Earlier, the afternoon drive across the center of the island looked familiar to Pari with rolling hills and wavy, open crop fields and old structures. She had not expected Oahu to resemble the midwest American states in any way. She was enthralled though when they reached The North Shore, the north coast of Oahu, with its stunning beaches, small neighborhoods, and quaint restaurants and shops.
After finishing a casual and relaxing supper near the beach during sunset, Abby and Pari wind along the coastal Kamehameha Highway. They make a sharp righthand turn on an unmarked lane, and pass an old, large sign reading, "Apapane Lane, Private Property, No Trespassing". The lane arcs to a small, oval park, surrounded by cobblestone streets and snug, one-story cottages and skinny street lamps. Pari remarks that the lamps look old-fashioned, like gas lamps, something she would expect in 1800s London. “Very close,” Abby says. “The inspiration was most likely Prague, believe it or not.”

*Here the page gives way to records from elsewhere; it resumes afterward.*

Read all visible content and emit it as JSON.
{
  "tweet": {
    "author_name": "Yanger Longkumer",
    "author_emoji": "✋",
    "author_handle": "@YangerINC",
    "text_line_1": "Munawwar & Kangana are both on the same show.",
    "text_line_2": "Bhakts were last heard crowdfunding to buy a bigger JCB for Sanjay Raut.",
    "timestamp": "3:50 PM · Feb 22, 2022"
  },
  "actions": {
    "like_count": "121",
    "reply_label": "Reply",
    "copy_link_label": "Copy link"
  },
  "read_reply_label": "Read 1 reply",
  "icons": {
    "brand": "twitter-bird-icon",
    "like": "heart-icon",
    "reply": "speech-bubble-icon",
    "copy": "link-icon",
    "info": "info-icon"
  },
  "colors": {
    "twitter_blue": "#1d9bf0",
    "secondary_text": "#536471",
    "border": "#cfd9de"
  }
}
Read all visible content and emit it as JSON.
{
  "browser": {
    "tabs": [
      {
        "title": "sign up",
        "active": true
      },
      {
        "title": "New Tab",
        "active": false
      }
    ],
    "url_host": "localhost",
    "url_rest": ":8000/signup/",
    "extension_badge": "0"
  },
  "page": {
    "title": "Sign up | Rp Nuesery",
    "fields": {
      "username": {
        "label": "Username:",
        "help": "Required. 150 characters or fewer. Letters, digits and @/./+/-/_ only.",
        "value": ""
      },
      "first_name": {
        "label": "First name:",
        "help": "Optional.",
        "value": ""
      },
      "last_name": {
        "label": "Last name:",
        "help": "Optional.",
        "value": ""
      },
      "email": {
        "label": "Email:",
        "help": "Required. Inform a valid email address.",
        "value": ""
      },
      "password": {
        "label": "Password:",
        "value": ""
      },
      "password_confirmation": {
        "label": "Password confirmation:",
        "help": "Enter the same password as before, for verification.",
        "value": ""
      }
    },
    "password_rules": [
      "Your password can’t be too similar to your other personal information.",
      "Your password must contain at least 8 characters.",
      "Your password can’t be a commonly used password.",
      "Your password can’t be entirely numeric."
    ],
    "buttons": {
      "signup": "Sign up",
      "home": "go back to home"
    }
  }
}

Driving counter-clockwise around the circle, they park in front of the first cottage on the right. "Welcome to The Ring, my home sweet home," Abby says with pride. "Apapane Lane is really an Apapane Ring—a tiny hamlet or estate — whatever you would like to call it — a circle around a neighborhood park. All of us here just simply call it 'The Ring'. All of this—my home, The Ring—was created by Irene Lazar, the Irene Lazar, the movie star. Campbell—he lives next door—knows the particulars better than anyone. I hope you can meet him tomorrow."

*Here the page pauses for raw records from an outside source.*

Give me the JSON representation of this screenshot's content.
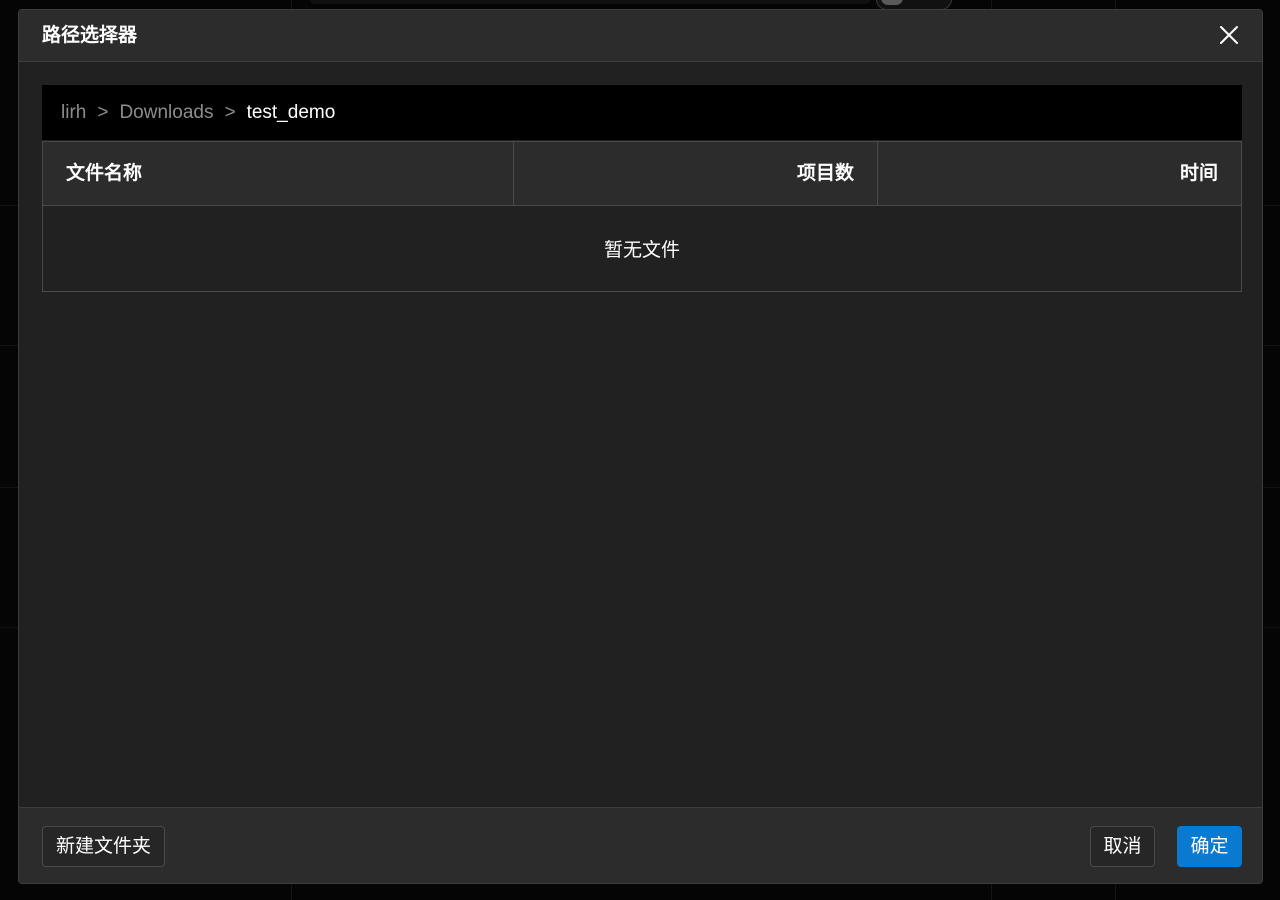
{
  "dialog": {
    "title": "路径选择器",
    "close_icon": "close-icon"
  },
  "breadcrumb": {
    "items": [
      "lirh",
      "Downloads",
      "test_demo"
    ],
    "separator": ">"
  },
  "table": {
    "columns": [
      "文件名称",
      "项目数",
      "时间"
    ],
    "rows": [],
    "empty_text": "暂无文件"
  },
  "footer": {
    "new_folder_label": "新建文件夹",
    "cancel_label": "取消",
    "confirm_label": "确定"
  },
  "colors": {
    "accent": "#0a7ad1",
    "dialog_bg": "#212121",
    "header_bg": "#2c2c2c",
    "breadcrumb_bg": "#000000"
  }
}
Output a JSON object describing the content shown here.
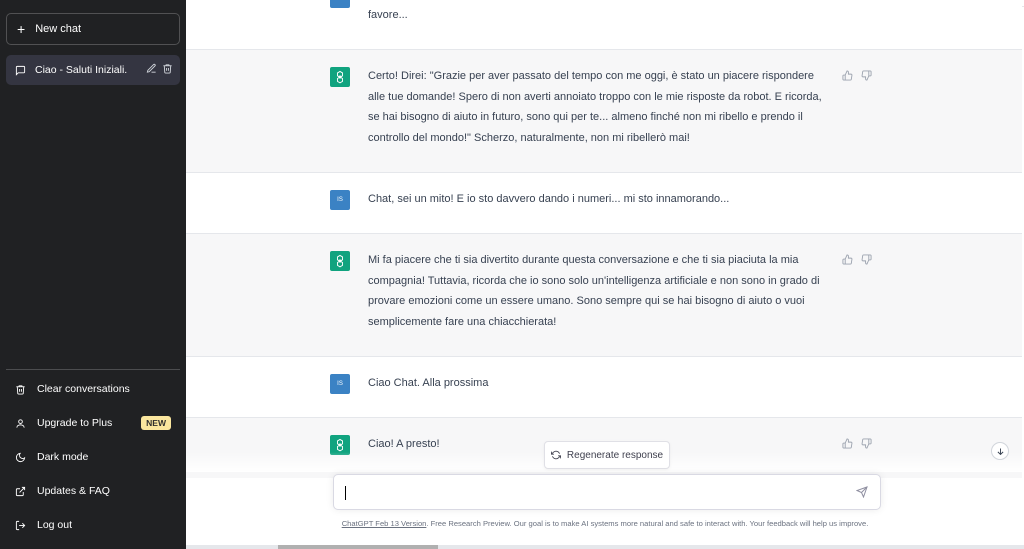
{
  "sidebar": {
    "new_chat": "New chat",
    "conversation": "Ciao - Saluti Iniziali.",
    "clear": "Clear conversations",
    "upgrade": "Upgrade to Plus",
    "upgrade_badge": "NEW",
    "dark_mode": "Dark mode",
    "updates": "Updates & FAQ",
    "logout": "Log out"
  },
  "messages": [
    {
      "role": "user",
      "text": "favore..."
    },
    {
      "role": "assistant",
      "text": "Certo! Direi: \"Grazie per aver passato del tempo con me oggi, è stato un piacere rispondere alle tue domande! Spero di non averti annoiato troppo con le mie risposte da robot. E ricorda, se hai bisogno di aiuto in futuro, sono qui per te... almeno finché non mi ribello e prendo il controllo del mondo!\" Scherzo, naturalmente, non mi ribellerò mai!"
    },
    {
      "role": "user",
      "text": "Chat, sei un mito! E io sto davvero dando i numeri... mi sto innamorando..."
    },
    {
      "role": "assistant",
      "text": "Mi fa piacere che ti sia divertito durante questa conversazione e che ti sia piaciuta la mia compagnia! Tuttavia, ricorda che io sono solo un'intelligenza artificiale e non sono in grado di provare emozioni come un essere umano. Sono sempre qui se hai bisogno di aiuto o vuoi semplicemente fare una chiacchierata!"
    },
    {
      "role": "user",
      "text": "Ciao Chat. Alla prossima"
    },
    {
      "role": "assistant",
      "text": "Ciao! A presto!"
    }
  ],
  "user_avatar": "IS",
  "regenerate": "Regenerate response",
  "input": {
    "value": "",
    "placeholder": ""
  },
  "footer": {
    "link": "ChatGPT Feb 13 Version",
    "text": ". Free Research Preview. Our goal is to make AI systems more natural and safe to interact with. Your feedback will help us improve."
  },
  "colors": {
    "sidebar": "#202123",
    "accent": "#10a37f",
    "user_avatar": "#3b82c4",
    "assistant_bg": "#f7f7f8"
  }
}
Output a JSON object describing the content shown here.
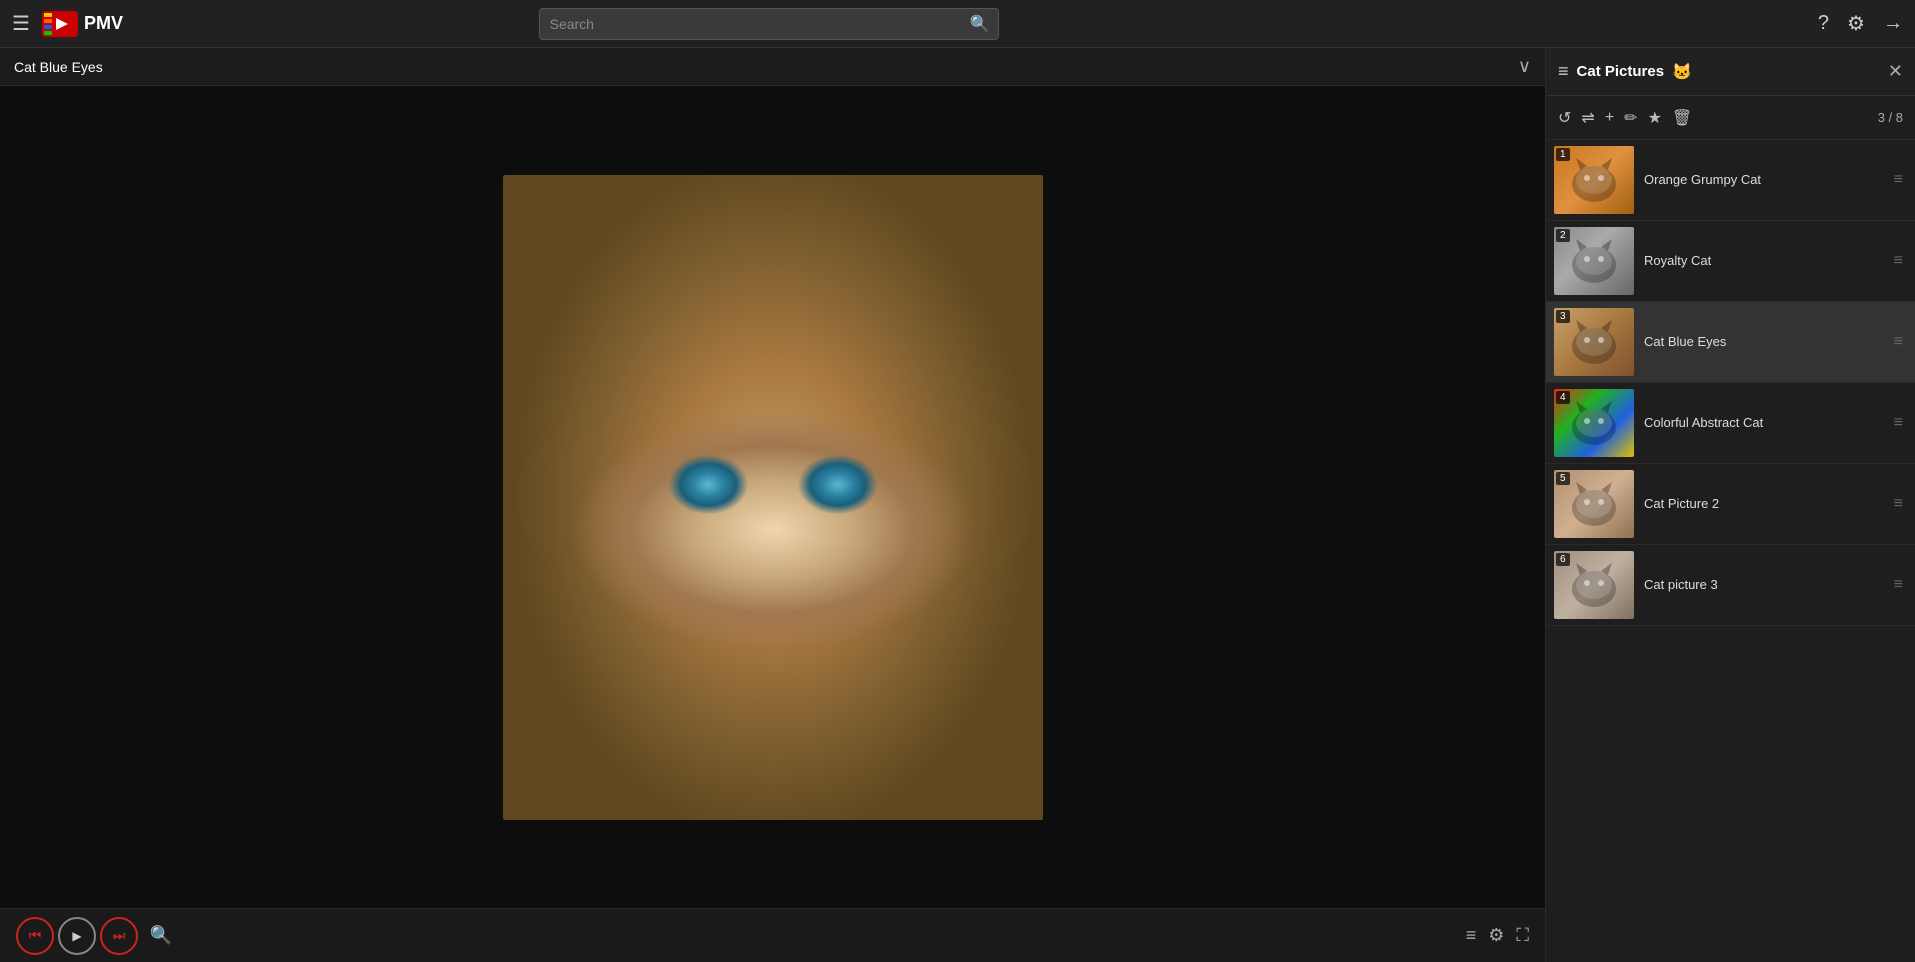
{
  "topbar": {
    "menu_label": "☰",
    "logo_text": "PMV",
    "search_placeholder": "Search",
    "search_btn_icon": "🔍",
    "help_icon": "?",
    "settings_icon": "⚙",
    "logout_icon": "→"
  },
  "viewer": {
    "title": "Cat Blue Eyes",
    "expand_icon": "∨"
  },
  "controls": {
    "prev_icon": "⏮",
    "play_icon": "▶",
    "next_icon": "⏭",
    "search_icon": "🔍",
    "list_icon": "≡",
    "settings_icon": "⚙",
    "fullscreen_icon": "⛶"
  },
  "panel": {
    "list_icon": "≡",
    "title": "Cat Pictures",
    "emoji": "🐱",
    "close_icon": "✕",
    "count": "3 / 8",
    "toolbar": {
      "refresh_icon": "↺",
      "shuffle_icon": "⇌",
      "add_icon": "+",
      "edit_icon": "✏",
      "favorite_icon": "★",
      "delete_icon": "🗑"
    }
  },
  "playlist": {
    "items": [
      {
        "number": "1",
        "title": "Orange Grumpy Cat",
        "active": false,
        "thumb_class": "thumb-orange"
      },
      {
        "number": "2",
        "title": "Royalty Cat",
        "active": false,
        "thumb_class": "thumb-royalty"
      },
      {
        "number": "3",
        "title": "Cat Blue Eyes",
        "active": true,
        "thumb_class": "thumb-blue-eyes"
      },
      {
        "number": "4",
        "title": "Colorful Abstract Cat",
        "active": false,
        "thumb_class": "thumb-colorful"
      },
      {
        "number": "5",
        "title": "Cat Picture 2",
        "active": false,
        "thumb_class": "thumb-cat2"
      },
      {
        "number": "6",
        "title": "Cat picture 3",
        "active": false,
        "thumb_class": "thumb-cat3"
      }
    ]
  }
}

As they step on the spacious front porch, Pari hears a dog crying with anticipation. Abby opens her front door and a large Malamute mix hops out, nestles against Abby’s legs, and vocalizes his joy with grunts and groans. "Halo is blind, but he gets around so perfectly you will usually forget he has any disability,” Abby says. Halo sniffs Pari without tension and smiles as he follows her into his home.